1.      Comment les actes de procédure dans lesquels sont revendiqués des droits à l’autonomie gouvernementale ancestraux et issus de traités doivent‑ils être interprétés?

2.      Les droits ancestraux des Autochtones à l’autonomie gouvernementale sont‑ils reconnus et confirmés par le paragraphe 35(1) de la Loi constitutionnelle de 1982?

3.      Les revendications d’autonomie gouvernementale autochtone relèvent‑elles de la compétence des cours de justice du Canada?

4.      Chaque droit de compétence concernant l’autonomie gouvernementale autochtone doit‑il être prouvé à l’aide des critères de l’arrêt Van der Peet?

5.      Les droits des Autochtones à l’autonomie gouvernementale sont‑ils des « droits ancestraux », des « droits issus de traités » ou des droits afférents au titre aborigène aux fins du paragraphe 35(1)?

6.      De quelle façon les droits ancestraux à l’autonomie gouvernementale peuvent‑ils être prouvés?

7.      Des droits particuliers, par exemple le droit d’une bande de décider de l’appartenance à ses effectifs, peuvent‑ils être établis comme des [traduction] « accessoires » d’un droit ancestral à l’autonomie gouvernementale ou comme des droits [traduction] « nécessairement afférents » à ce droit?

8.      Le droit d’une Première nation de décider de l’appartenance à ses effectifs est‑il afférent au droit ancestral à l’autonomie gouvernementale qui est reconnu et confirmé par le paragraphe 35(1) de la Loi constitutionnelle de 1982?

 

[17]           Nous ne savons évidemment pas, actuellement, pour quels motifs l’autorisation pourrait être accordée, et l’interprétation que font les demanderesses de ce que la Cour d’appel fédérale a décidé est largement ouverte au débat. Nous ne savons pas non plus comment la Cour suprême du Canada traitera les autres motifs que j’ai donnés dans mes décisions, qui n’ont pas été infirmés par la Cour d’appel, pour exclure des témoins et des éléments de preuve parce que les demanderesses ne s’étaient pas conformées aux ordonnances antérieures de la Cour. Ainsi, la situation est encore très conjecturale.

 

[18]           Les demanderesses veulent garder leur liberté de choisir et elles disent craindre de subir un préjudice si le procès commence le 24 janvier 2007. La Cour peut évidemment voir que les demanderesses pourraient tirer un avantage stratégique d’un ajournement, mais la question est de savoir si elles satisfont aux critères établis par les tribunaux pour le report d’un procès alors qu’environ neuf ans se sont écoulés depuis que la Cour d’appel fédérale a ordonné le renvoi des actions pour qu’elles soient instruites à nouveau et environ 20 ans depuis que ces actions ont été intentées la première fois.

 

ANALYSE

 

Ajournement ou suspension?

 

[19]           Les demanderesses disent que la présente requête a été déposée en vertu du paragraphe 36(1) des Règles des Cours fédérales :

36 (1) La Cour peut ajourner une audience selon les modalités qu’elle juge équitables.

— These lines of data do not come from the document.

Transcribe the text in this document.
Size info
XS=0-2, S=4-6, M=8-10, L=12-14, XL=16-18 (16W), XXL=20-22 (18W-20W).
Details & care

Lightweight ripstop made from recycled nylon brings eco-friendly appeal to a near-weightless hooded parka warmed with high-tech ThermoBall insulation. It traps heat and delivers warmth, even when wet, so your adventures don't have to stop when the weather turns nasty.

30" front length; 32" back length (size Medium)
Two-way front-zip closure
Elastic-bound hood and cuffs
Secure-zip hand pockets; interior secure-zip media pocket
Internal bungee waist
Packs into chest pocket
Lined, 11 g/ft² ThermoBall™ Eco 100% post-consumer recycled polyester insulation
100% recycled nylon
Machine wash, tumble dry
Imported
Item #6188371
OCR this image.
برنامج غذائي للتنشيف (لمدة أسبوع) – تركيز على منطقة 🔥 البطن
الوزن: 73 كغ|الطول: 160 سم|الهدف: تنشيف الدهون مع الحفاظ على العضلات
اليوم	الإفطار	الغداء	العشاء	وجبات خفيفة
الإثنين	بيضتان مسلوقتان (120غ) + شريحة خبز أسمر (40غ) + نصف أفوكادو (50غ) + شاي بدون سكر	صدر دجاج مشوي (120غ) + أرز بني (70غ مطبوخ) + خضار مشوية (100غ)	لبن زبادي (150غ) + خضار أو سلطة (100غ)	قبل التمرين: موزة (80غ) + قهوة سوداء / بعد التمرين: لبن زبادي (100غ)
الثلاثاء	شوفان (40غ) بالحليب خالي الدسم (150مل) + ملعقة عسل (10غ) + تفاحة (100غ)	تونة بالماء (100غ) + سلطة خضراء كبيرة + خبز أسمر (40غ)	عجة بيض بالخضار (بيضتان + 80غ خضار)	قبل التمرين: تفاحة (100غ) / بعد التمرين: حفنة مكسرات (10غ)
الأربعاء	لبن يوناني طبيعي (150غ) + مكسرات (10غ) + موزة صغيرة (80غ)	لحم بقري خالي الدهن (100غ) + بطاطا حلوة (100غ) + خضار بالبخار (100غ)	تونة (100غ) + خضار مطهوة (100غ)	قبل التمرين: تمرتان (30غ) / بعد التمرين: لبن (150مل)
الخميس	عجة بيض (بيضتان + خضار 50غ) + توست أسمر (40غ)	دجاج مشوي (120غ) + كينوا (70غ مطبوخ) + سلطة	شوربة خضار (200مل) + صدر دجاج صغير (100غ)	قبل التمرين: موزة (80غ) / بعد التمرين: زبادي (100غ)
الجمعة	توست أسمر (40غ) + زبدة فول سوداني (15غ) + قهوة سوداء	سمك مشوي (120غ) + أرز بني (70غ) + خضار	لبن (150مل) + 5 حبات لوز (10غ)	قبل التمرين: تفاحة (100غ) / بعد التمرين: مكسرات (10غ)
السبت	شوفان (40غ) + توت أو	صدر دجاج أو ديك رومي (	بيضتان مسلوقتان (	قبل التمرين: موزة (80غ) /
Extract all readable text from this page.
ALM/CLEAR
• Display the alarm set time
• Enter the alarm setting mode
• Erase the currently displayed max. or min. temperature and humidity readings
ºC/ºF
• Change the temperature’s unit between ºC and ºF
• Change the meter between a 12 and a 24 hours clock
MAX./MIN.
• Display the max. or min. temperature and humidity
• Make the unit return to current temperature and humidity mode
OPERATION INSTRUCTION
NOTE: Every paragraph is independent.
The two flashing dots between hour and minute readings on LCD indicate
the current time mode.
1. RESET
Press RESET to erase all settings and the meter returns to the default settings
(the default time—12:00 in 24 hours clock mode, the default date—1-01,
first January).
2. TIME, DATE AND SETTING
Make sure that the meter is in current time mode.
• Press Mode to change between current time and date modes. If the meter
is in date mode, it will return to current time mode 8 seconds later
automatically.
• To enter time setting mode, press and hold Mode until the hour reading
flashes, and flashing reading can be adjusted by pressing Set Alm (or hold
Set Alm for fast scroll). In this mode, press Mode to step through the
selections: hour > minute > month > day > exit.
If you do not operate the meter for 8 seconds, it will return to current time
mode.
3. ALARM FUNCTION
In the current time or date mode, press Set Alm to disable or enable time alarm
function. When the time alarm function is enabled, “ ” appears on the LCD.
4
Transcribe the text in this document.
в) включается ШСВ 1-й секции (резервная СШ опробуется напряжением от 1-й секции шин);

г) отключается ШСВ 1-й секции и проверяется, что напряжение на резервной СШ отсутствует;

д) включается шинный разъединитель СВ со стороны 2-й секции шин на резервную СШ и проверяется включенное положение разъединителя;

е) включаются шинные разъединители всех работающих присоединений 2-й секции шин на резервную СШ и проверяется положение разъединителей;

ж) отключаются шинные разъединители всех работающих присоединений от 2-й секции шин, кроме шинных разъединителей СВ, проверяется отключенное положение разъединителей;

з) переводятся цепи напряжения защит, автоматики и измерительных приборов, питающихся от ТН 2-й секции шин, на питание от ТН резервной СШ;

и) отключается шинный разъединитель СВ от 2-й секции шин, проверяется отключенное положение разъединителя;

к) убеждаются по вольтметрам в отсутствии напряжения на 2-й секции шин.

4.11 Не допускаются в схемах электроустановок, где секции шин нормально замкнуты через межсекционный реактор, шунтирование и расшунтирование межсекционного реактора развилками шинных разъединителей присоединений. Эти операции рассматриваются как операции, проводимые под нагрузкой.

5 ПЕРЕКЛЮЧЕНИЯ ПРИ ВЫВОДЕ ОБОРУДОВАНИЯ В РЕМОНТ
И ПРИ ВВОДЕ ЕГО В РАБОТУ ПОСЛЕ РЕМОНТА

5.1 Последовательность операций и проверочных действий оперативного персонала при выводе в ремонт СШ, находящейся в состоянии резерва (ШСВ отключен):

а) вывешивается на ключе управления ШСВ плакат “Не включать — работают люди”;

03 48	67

36 (1) A hearing may be adjourned by the Court from time to time on such terms as the Court considers just.

 

[20]           Cette règle semble suffisamment claire, mais la Couronne affirme que, comme les demanderesses me demandent en fait de modifier ma directive fixant la date du procès au 24 janvier 2007, c’est l’alinéa 399(2)a) des Règles des Cours fédérales qui devrait s’appliquer :

399 (2) La Cour peut, sur requête, annuler ou modifier une ordonnance dans l’un ou l’autre des cas suivants :

a) des faits nouveaux sont survenus ou ont été découverts après que l’ordonnance a été rendue;

 

b) l’ordonnance a été obtenue par fraude.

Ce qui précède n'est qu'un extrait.